`Context.export_dataset` method to export to another file format #1379

matbryan52 · 2023-01-11T08:49:06Z

NOTE The implementation has changed, leaving the below for the record...

Supports export to npy and raw, could be later extended. In particular in response to #1366 and likely other Issues.

User-facing is fairly minimal:

class DataSet:
    ...

    def save_as(
        self,
        path: os.PathLike,
        format: Optional[Literal['raw', 'npy']] = None,
        progress: bool = False,
        save_dtype: Optional['nt.DTypeLike'] = None,
    ):
        ...

Works via partition.get_macrotile() so should be quite well-supported. Writes data serially partition-by-partition but this could of course be improved.

I did see some old code for writing data notably io.writers.base.WriteHandle, but I couldn't quite make sense of it. Instead I wrote the writer support into the file common.writers.

A further quality-of-life extension would be a method to actually load the data direct to an array in memory.

I'm expecting to discuss / re-work this before merging, of course, but I'm putting up the PR for discussion!

Contributor Checklist:

I have added or updated my entry in the creators.json file
I have added a changelog entry for my contribution
I have added/updated documentation for all user-facing changes
I have added/updated test cases
I have included the rebuilt production build of the client (only if changes were made to the GUI)

Reviewer Checklist:

/azp run libertem.libertem-data passed
No import of GPL code from MIT code

uellue · 2023-01-11T09:51:54Z

Thx for addressing this! :-)

Maybe one could also use the Dask integration? That already allows loading to memory, storing into anything that allows slice assignment, HDF5, TileDB, Zarr, NPY stacks: https://docs.dask.org/en/stable/array-creation.html#store-dask-arrays. Probably it just has to be documented properly?

Also, in LiberTEM-live we have https://github.com/LiberTEM/LiberTEM-live/blob/master/src/libertem_live/udf/record.py that performs parallel writing to an NPY file on the workers using an UDF. That approach could be the way to go for best performance. Instead of NPY one could also look into ZARR -- it just has to support parallel assignment to non-overlapping slices.

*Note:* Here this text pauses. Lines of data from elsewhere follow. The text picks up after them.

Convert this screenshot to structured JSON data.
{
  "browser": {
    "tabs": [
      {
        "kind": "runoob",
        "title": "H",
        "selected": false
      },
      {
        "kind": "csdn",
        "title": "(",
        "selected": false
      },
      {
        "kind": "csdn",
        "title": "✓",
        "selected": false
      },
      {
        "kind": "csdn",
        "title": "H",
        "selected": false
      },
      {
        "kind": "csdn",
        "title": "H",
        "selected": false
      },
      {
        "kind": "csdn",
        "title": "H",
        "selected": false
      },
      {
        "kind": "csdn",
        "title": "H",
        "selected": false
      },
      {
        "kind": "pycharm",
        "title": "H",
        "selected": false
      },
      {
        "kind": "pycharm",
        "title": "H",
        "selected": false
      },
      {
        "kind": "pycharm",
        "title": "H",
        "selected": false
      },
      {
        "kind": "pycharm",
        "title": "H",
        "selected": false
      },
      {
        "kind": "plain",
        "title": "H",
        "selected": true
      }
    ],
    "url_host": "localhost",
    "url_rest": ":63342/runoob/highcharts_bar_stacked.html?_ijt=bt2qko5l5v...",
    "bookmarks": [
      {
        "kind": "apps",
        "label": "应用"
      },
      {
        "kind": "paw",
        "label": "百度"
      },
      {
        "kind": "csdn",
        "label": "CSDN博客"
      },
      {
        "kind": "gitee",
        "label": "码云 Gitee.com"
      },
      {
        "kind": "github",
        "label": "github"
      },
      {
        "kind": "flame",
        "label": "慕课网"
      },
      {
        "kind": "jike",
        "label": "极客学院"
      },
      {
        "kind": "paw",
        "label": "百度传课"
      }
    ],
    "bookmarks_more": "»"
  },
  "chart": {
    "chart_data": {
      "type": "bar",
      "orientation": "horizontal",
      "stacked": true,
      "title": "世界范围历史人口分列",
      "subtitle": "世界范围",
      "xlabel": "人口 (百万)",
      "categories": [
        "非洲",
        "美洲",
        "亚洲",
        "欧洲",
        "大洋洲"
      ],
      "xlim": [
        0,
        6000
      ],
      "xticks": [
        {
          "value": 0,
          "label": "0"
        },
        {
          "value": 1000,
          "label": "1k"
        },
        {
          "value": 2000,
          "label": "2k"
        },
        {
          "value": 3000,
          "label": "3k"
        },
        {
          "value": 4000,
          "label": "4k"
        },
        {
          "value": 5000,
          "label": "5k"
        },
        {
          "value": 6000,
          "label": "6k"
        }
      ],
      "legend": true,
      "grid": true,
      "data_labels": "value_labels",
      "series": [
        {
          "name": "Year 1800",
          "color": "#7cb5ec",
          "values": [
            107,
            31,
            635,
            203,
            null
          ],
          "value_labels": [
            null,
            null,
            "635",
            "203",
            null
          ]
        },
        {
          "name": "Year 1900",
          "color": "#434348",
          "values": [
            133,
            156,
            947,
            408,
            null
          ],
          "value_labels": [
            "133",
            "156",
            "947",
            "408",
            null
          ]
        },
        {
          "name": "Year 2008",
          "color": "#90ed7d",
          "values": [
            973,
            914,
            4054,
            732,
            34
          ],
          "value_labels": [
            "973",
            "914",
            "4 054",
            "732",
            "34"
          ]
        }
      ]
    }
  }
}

matbryan52 · 2023-01-12T13:01:02Z

Maybe one could also use the Dask integration? That already allows loading to memory, storing into anything that allows slice assignment, HDF5, TileDB, Zarr, NPY stacks: https://docs.dask.org/en/stable/array-creation.html#store-dask-arrays. Probably it just has to be documented properly?

Dask integration is a good way to do this, I agree. The reason that I didn't go with that for this first implementation (even in a hidden way) is that right now we can't ensure that partitions are axis-aligned so saving via Dask could incur rechunking (or even loading all the data into memory). It is a good reason to revisit #1264 and do it properly.

It's also possible that the delayed functions will be executed on different workers / machines leading IPC for the array chunks, though this is probably a minor issue.

Also, in LiberTEM-live we have https://github.com/LiberTEM/LiberTEM-live/blob/master/src/libertem_live/udf/record.py that performs parallel writing to an NPY file on the workers using an UDF. That approach could be the way to go for best performance. Instead of NPY one could also look into ZARR -- it just has to support parallel assignment to non-overlapping slices.

Great, I can look at implementing this approach, though we would have to upstream RecordUDF or similar rather than importing from libertem-live I think.

sk1p · 2023-01-12T15:13:17Z

Some comments:

The API: if we want to extend to a parallel version later, there will probably be some interaction with a Context - we should think about how that would look like, and if we can easily implement that in a backwards-compatible way. Also, running the export in the main process / node breaks with one "tradition" of the DataSet API, which is to only perform I/O "remotely" on an executor.

Also, in LiberTEM-live we have https://github.com/LiberTEM/LiberTEM-live/blob/master/src/libertem_live/udf/record.py that performs parallel writing to an NPY file on the workers using an UDF.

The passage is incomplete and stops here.